Tale Of Two Halves: Westbrook's Late Surge Keeps Gophers' Hopes Alive
INDIANAPOLIS-- The experts called it an elimination game. Both Northwestern and Minnesota knew the stakes. A loss today in the opening round of the Big Ten tournament would extinguish whatever hopes the teams had of snaring an NCAA at-large berth on Selection Sunday.
Or as Lawrence Westbrook frankly put it, “I’m not gonna lie, we watch TV. It was a big game for us to win today. If we just keep doing that, I think our fate's in our own hands."
And no one can accuse Westbrook of not doing his part to ensure a Big Dance invitation for his Gophers.
Although scoreless at halftime, the junior guard exploded for a team-high 14 points after intermission to propel Minnesota to a hard-fought 66-53 win over Northwestern Thursday afternoon.
Both squads seemed a little jittery as the tournament kicked off.
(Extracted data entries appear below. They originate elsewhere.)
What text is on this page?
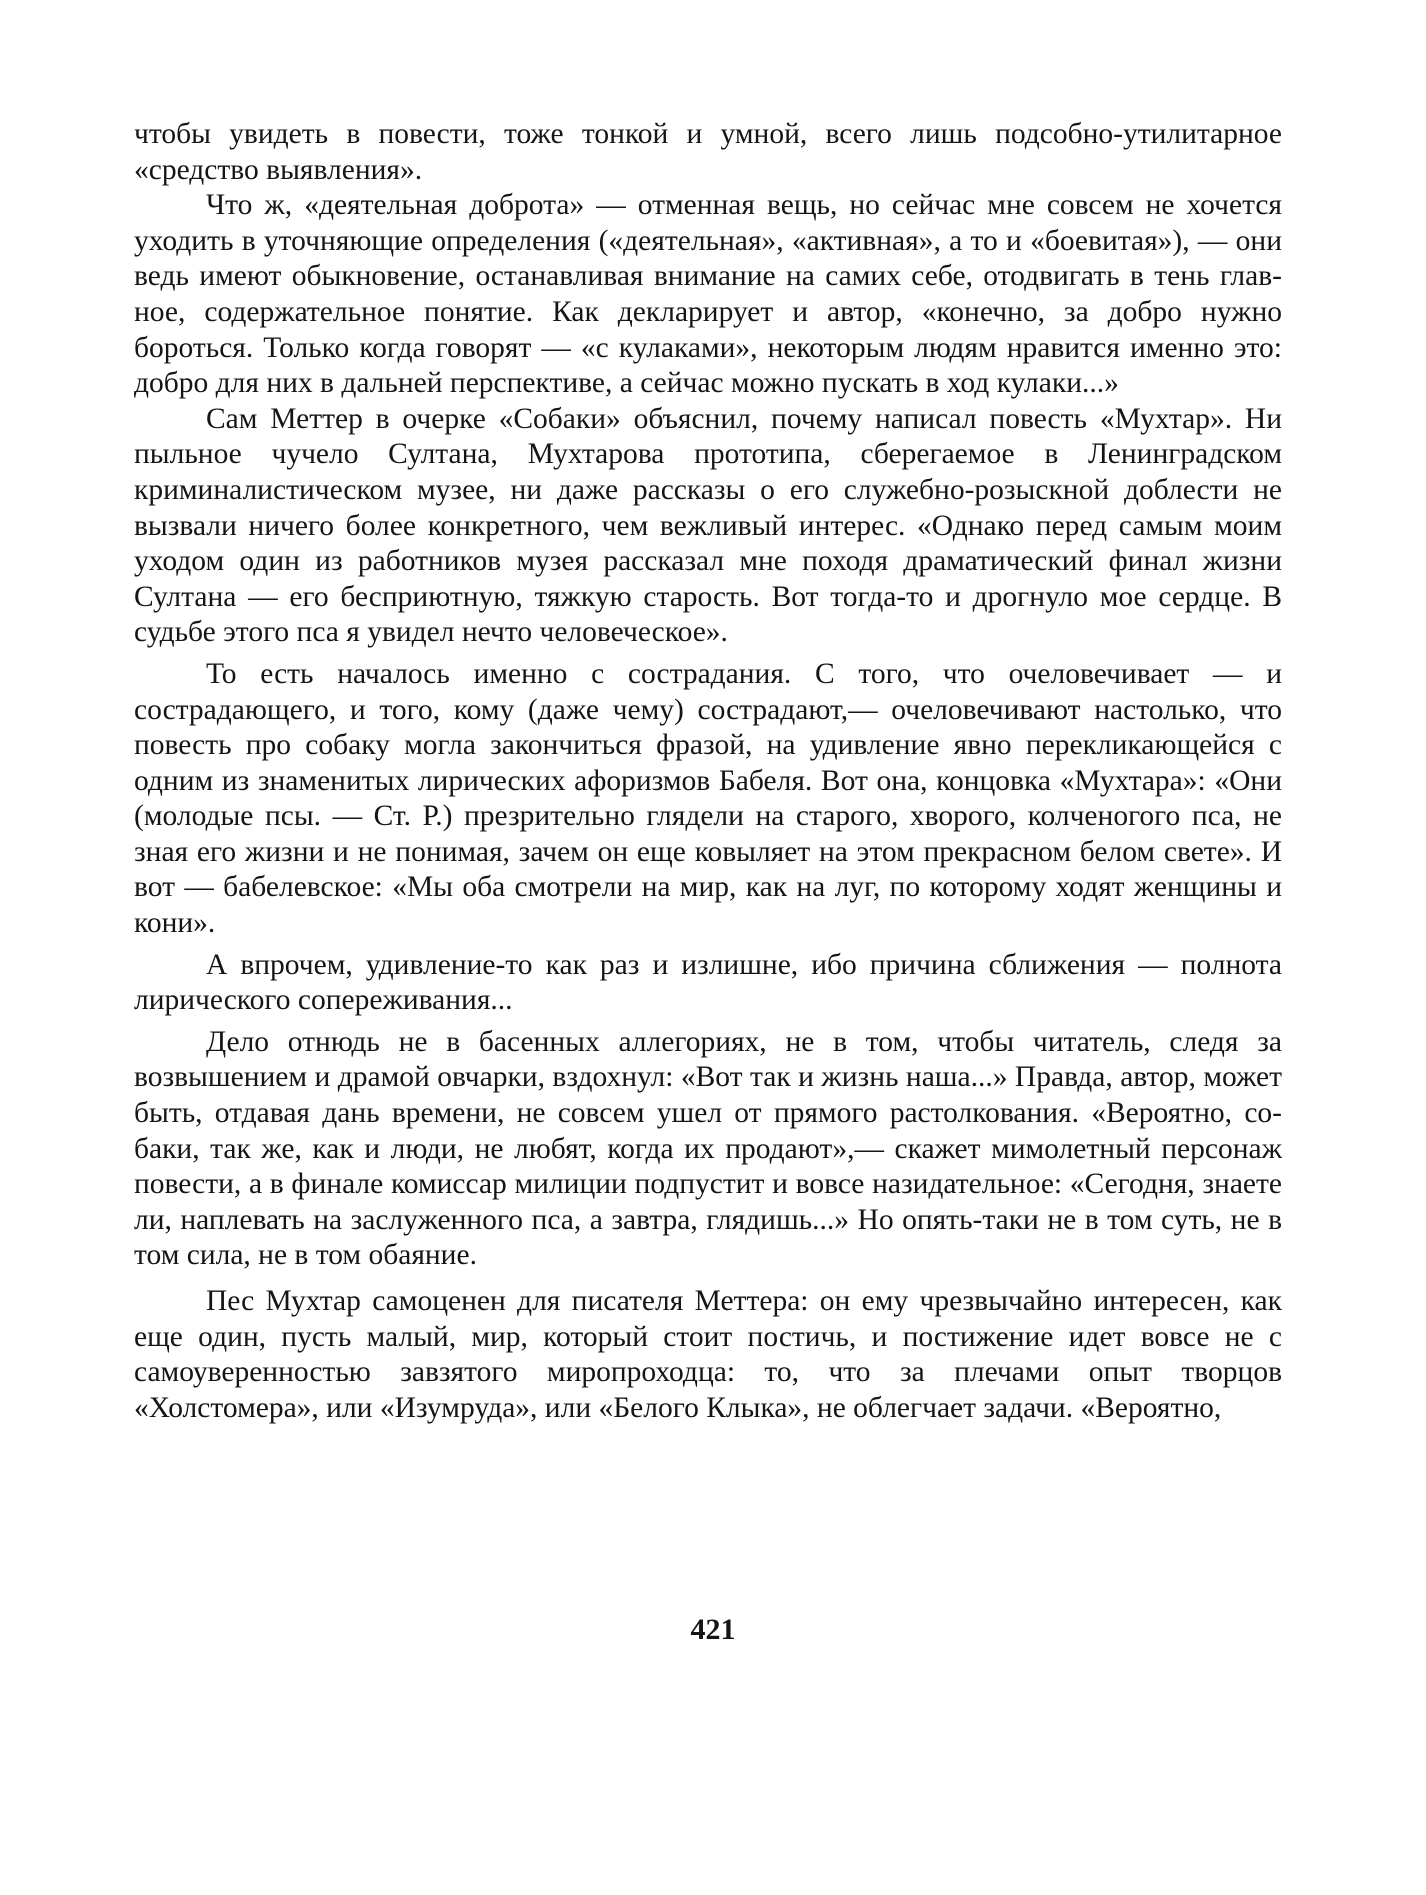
чтобы увидеть в повести, тоже тонкой и умной, всего лишь подсобно-утилитарное «средство выявления».

Что ж, «деятельная доброта» — отменная вещь, но сейчас мне совсем не хочется уходить в уточняющие определения («деятельная», «активная», а то и «боевитая»), — они ведь имеют обыкновение, останавливая внимание на самих себе, отодвигать в тень главное, содержательное понятие. Как декларирует и автор, «конечно, за добро нужно бороться. Только когда говорят — «с кулаками», некоторым людям нравится именно это: добро для них в дальней перспективе, а сейчас можно пускать в ход кулаки...»

Сам Меттер в очерке «Собаки» объяснил, почему написал повесть «Мухтар». Ни пыльное чучело Султана, Мухтарова прототипа, сберегаемое в Ленинградском криминалистическом музее, ни даже рассказы о его служебно-розыскной доблести не вызвали ничего более конкретного, чем вежливый интерес. «Однако перед самым моим уходом один из работников музея рассказал мне походя драматический финал жизни Султана — его бесприютную, тяжкую старость. Вот тогда-то и дрогнуло мое сердце. В судьбе этого пса я увидел нечто человеческое».

То есть началось именно с сострадания. С того, что очеловечивает — и сострадающего, и того, кому (даже чему) сострадают,— очеловечивают настолько, что повесть про собаку могла закончиться фразой, на удивление явно перекликающейся с одним из знаменитых лирических афоризмов Бабеля. Вот она, концовка «Мухтара»: «Они (молодые псы. — Ст. Р.) презрительно глядели на старого, хворого, колченогого пса, не зная его жизни и не понимая, зачем он еще ковыляет на этом прекрасном белом свете». И вот — бабелевское: «Мы оба смотрели на мир, как на луг, по которому ходят женщины и кони».

А впрочем, удивление-то как раз и излишне, ибо причина сближения — полнота лирического сопереживания...

Дело отнюдь не в басенных аллегориях, не в том, чтобы читатель, следя за возвышением и драмой овчарки, вздохнул: «Вот так и жизнь наша...» Правда, автор, может быть, отдавая дань времени, не совсем ушел от прямого растолкования. «Вероятно, собаки, так же, как и люди, не любят, когда их продают»,— скажет мимолетный персонаж повести, а в финале комиссар милиции подпустит и вовсе назидательное: «Сегодня, знаете ли, наплевать на заслуженного пса, а завтра, глядишь...» Но опять-таки не в том суть, не в том сила, не в том обаяние.

Пес Мухтар самоценен для писателя Меттера: он ему чрезвычайно интересен, как еще один, пусть малый, мир, который стоит постичь, и постижение идет вовсе не с самоуверенностью завзятого миропроходца: то, что за плечами опыт творцов «Холстомера», или «Изумруда», или «Белого Клыка», не облегчает задачи. «Вероятно,

421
Badly missed three-pointers, butterfingers, and loose balls galore defined the first ten minutes of the contest.
Westbrook admitted to playing a little tentative early, but also said that he “didn’t want to come out and force anything; I just tried to let the game come to me.”
The Gophers overcame a poor first-half defensive effort that saw Northwestern star Kevin Coble rack up 19 points, including a buzzer-beating three-pointer to pull the Wildcats within six points at the break.
According to coach Tubby Smith, stopping Coble was the topic of halftime.
Big shocker there.
When a Big Ten player scores 19 points in a game, it’s a remarkable achievement. When it’s 19 points in a half, serious corrections are needed. And Smith’s players responded.
“They [the players] took it to heart and decided to do a better job defensively,” an exhausted and pleased Smith said after the game. “We were able to run them off the three-point line and chase them more.”
A great deal of credit for the improved Gopher defense goes to Ralph Sampson’s team-high five blocked shots. Minnesota swatted away eleven field goal attempts in all, and as a result, Northwestern struggled to manufacture quality offensive possessions—especially in the second half. The Wildcats finished 32.7% from the floor, while Minnesota checked in at 43.8%.
Despite not finding much success inside, ninth-seeded Northwestern, a team that has overachieved all season, wasn’t about to go away quietly. After trailing almost the entire way, the resilient Wildcats battled back to grab a 49-47 lead, their only advantage of the second half.
Smith credited his team for staying poised down the stretch: “I never saw that panic in their eyes”. Whenever Minnesota need a hoop late, Westbrook delivered, and the Gophers really buckled down on the defensive end, holding Northwestern without a point for over seven minutes to reclaim momentum (and ultimately victory).
When the dust had settled, the Gophers had advanced--and earned a date in the quarterfinals Friday against No. 1 seed Michigan State. The Spartans embarrassed their visitors when the teams met last month, posting a lopsided 76-47 win. Smith is confident that his team has improved, although he added that, “Michigan State has improved since then too. We'll have to play a better game than we did today.”
So what’s the verdict from Indianapolis? Are the Gophers safely on the good side of the bubble? Or might another beatdown from the Spartans tomorrow send Minnesota right back to a state of perpetual worry as Selection Sunday looms?
Tubby Smith's team has 22 wins--and counting. Most experts think that’s enough to send Minnesota dancing. After the game, Smith was asked about those predictions, and his answer was straightforward and simple:
“I hope they’re right!”
In Indianapolis this weekend, there’s a lot of gritty, hard-fought basketball going on—and yes, a lot of hoping too.